I am one of the ones disappointed that M-Edge stopped using the hinge system for mounting. I'm pretty sure I said in here that I would never buy a cover with straps and expressed my disappointment rather vehemently! With that said, I was also one whose K3 started rebooting and losing its place with my non-lighted Amazon cover. Removing the cover resolved the issues, so I had to get another cover.

Wellllll....... I got the Bookopolis New Yorker. I got it through Amazon because I was buying a bunch of Christmas presents through there. I was planning to very carefully remove the straps and then use velcro to keep my K3 in place.

I got Bookopolis today and....... it's not as horrible as I thought it would be. *eats some crow* It's actually not horrible at all. While I do prefer the least obtrusive mounting system possible, I won't remove the straps. They don't come close to covering any of the buttons on the bottom, I'm wondering if the design was tweaked a bit? My K3 feels very secure in it. And when it's closed, I absolutely love the New Yorker design.

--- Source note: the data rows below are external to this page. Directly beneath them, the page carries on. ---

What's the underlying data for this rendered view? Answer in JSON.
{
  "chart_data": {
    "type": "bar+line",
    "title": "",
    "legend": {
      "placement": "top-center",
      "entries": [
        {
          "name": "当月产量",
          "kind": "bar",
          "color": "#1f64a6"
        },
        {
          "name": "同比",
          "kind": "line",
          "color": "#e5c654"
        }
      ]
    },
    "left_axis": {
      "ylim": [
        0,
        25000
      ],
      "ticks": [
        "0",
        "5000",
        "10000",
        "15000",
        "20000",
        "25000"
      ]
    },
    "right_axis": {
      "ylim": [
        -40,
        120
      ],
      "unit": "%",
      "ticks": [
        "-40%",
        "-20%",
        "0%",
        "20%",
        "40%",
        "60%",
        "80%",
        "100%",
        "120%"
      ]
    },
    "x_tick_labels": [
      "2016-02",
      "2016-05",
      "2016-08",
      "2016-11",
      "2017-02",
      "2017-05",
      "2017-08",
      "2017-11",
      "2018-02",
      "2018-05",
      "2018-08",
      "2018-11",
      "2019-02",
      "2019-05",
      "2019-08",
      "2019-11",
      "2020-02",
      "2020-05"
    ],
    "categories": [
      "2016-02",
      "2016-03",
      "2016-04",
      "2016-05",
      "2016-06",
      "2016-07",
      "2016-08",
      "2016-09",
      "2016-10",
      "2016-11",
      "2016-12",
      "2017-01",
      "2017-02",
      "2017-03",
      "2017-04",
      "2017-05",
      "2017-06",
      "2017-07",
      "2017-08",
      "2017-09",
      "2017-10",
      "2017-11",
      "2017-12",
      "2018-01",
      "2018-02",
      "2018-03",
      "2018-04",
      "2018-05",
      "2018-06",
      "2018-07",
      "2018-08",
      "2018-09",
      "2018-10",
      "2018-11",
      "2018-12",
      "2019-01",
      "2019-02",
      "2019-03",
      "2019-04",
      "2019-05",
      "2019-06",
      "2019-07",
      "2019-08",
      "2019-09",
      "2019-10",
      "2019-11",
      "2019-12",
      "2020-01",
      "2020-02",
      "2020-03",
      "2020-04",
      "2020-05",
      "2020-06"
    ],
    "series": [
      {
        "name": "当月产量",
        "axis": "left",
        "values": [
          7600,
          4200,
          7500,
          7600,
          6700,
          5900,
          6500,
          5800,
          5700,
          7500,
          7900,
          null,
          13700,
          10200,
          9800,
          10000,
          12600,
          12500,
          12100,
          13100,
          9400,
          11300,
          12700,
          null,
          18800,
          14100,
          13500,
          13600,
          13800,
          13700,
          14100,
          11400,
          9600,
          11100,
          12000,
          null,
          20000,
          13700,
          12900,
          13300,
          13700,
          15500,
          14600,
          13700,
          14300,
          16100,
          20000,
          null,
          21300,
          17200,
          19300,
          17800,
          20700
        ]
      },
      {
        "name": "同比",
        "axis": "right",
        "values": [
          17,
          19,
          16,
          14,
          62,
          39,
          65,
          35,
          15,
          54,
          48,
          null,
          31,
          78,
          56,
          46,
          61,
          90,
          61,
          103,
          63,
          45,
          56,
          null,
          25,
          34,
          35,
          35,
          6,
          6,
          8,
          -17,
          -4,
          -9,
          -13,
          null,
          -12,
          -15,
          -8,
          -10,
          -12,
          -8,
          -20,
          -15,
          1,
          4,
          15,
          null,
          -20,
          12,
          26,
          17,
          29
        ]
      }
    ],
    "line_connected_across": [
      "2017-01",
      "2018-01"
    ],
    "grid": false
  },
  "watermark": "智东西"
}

The brown interior and straps against the graphite kindle does not bother me like I thought it would. I had a face/palm moment when I remembered that one of my favorite purses is black with brown leather details. See?

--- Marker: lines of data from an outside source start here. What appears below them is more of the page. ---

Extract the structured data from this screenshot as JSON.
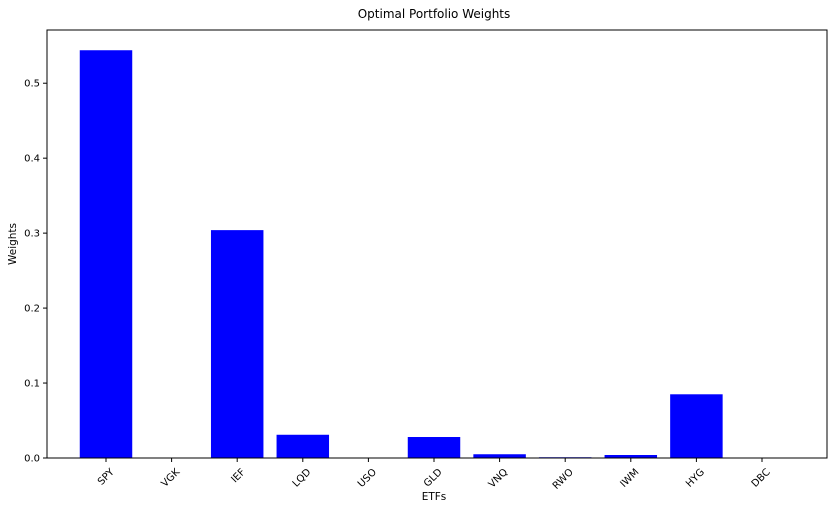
{
  "chart_data": {
    "type": "bar",
    "title": "Optimal Portfolio Weights",
    "xlabel": "ETFs",
    "ylabel": "Weights",
    "categories": [
      "SPY",
      "VGK",
      "IEF",
      "LQD",
      "USO",
      "GLD",
      "VNQ",
      "RWO",
      "IWM",
      "HYG",
      "DBC"
    ],
    "values": [
      0.544,
      0.0,
      0.304,
      0.031,
      0.0,
      0.028,
      0.005,
      0.001,
      0.004,
      0.085,
      0.0
    ],
    "ylim": [
      0,
      0.571
    ],
    "yticks": [
      0.0,
      0.1,
      0.2,
      0.3,
      0.4,
      0.5
    ],
    "ytick_labels": [
      "0.0",
      "0.1",
      "0.2",
      "0.3",
      "0.4",
      "0.5"
    ],
    "xtick_rotation_deg": 45,
    "bar_color": "#0000ff",
    "grid": false,
    "legend": "none"
  }
}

So M-Edge, I'm a happy camper again. My kindle is protected, I finally have a New Yorker. I hope that there will be other New Yorker cases in the future!!!


----------



## meeko350 (Aug 25, 2010)

LOL!  You posted a pic of the purse instead of showing us how great the graphite looks in your new cover?  You must really love that purse.


----------



## Lisa M. (Jun 15, 2010)

Heh heh, I *do* love that purse! I would have posted a pic of my kindle in its new cover but my camera's batteries were dead, so they are charging up now and I'll take one tomorrow.

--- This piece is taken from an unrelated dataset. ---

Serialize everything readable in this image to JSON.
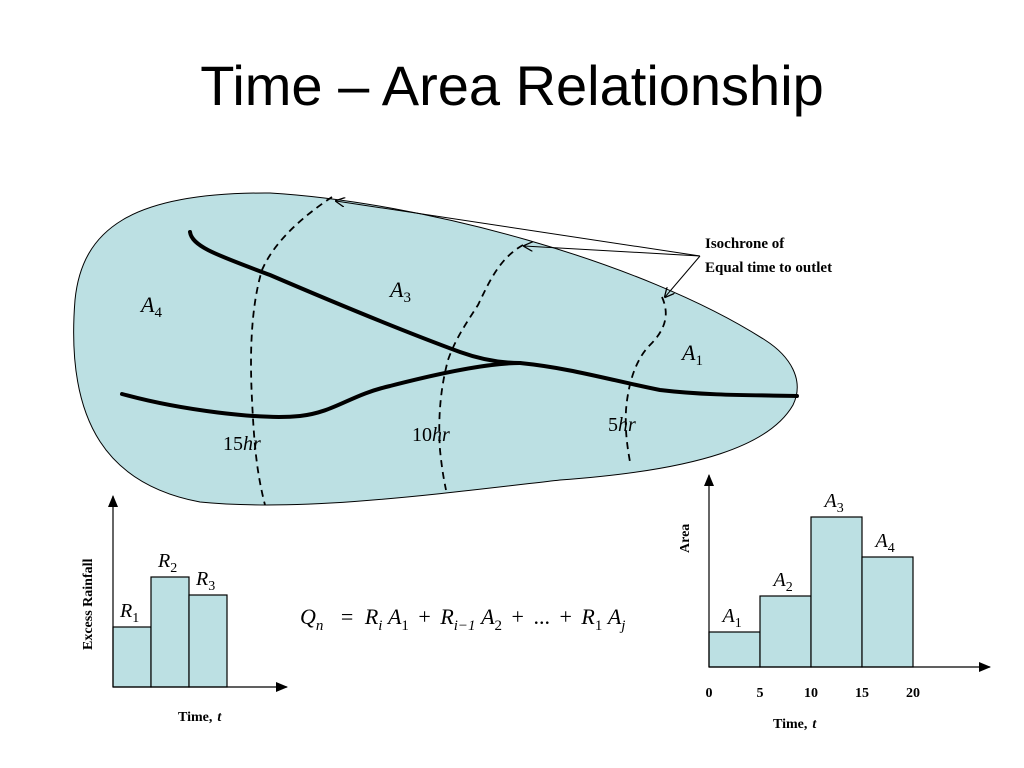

One modification I did just finish on the cover - there was a white tag in the center of the seam along the middle back of the cover. The kindle covered most of it, but I could still see it and it was really distracting! So I used a seam ripper (on the tag, not on the seam) and a really pointed pair of tweezers to get rid of that thing. SO much better now!!!

You can see it in this picture from the M-Edge site, it's to the left of the Kindle right on that seam.









With a white kindle I probably wouldn't have been bothered by it, but against the graphite kindle and brown suedey stuff, yuck!!!! Distracting!


----------



## Vet (Apr 25, 2010)

Love that cover! Oh is that a Tano?


----------



## Lisa M. (Jun 15, 2010)

Vet said:


> Love that cover! Oh is that a Tano?


Yes indeedy! I hoped someone would recognize it! The wonderful French Nanny. I only have 5 of them!!!!


----------



## JackieAtMEdge (Aug 12, 2010)

Good Morning Lisa!

I am so glad that you decided to give our New Yorker Jacket for the K3 a try and am absolutely thrilled that you like it!  We are working on being able to offer additional New Yorker cover styles as well as working on incorporating our new molded mounting system into more of our jacket styles.  Thank you, again, for giving the four-corner mounting a try!  Let us know if you have any questions or concerns!

Take Care,
Jackie
Team M-Edge


----------



## caseyf6 (Mar 28, 2010)

I agree about that tag-- I'd have removed it too.  Why didn't they just put the tag (if necessary) behind where the Kindle sits??

I am thinking that one of the New Yorkers will be a Christmas gift to myself...


----------



## Lisa M. (Jun 15, 2010)

JackieAtMEdge said:


> Good Morning Lisa!
> 
> I am so glad that you decided to give our New Yorker Jacket for the K3 a try and am absolutely thrilled that you like it! We are working on being able to offer additional New Yorker cover styles as well as working on incorporating our new molded mounting system into more of our jacket styles. Thank you, again, for giving the four-corner mounting a try! Let us know if you have any questions or concerns!
> 
> ...


Oh lordy, my credit card just screamed a little!!!


----------



## caseyf6 (Mar 28, 2010)

I went looking for an m-edge cover for K2 and they only had two versions available and neither was the one I wanted.


----------



## corkyb (Apr 25, 2009)

Lisa M. said:


> Yes indeedy! I hoped someone would recognize it! The wonderful French Nanny. I only have 5 of them!!!!


Five french nanny's? Where do you buy them? I now am the proud owner of two Tanos and yesterday I bought a beautiful Barbara Makowski. I have wayyyyyy too many new purses. But like that nanny a lot. I like that it has a little longer strap than the boogie bucket or boogie nights (not sure what it's called, but it's beautiful in metallic bronze). I find my strap just a tad short. I wonder how they compare size wise? I looked at the nanny on musthavebag or whatever that site is when it was on sale. I am in love with Tana. I have a blue one too, a different style. I have CRS.


----------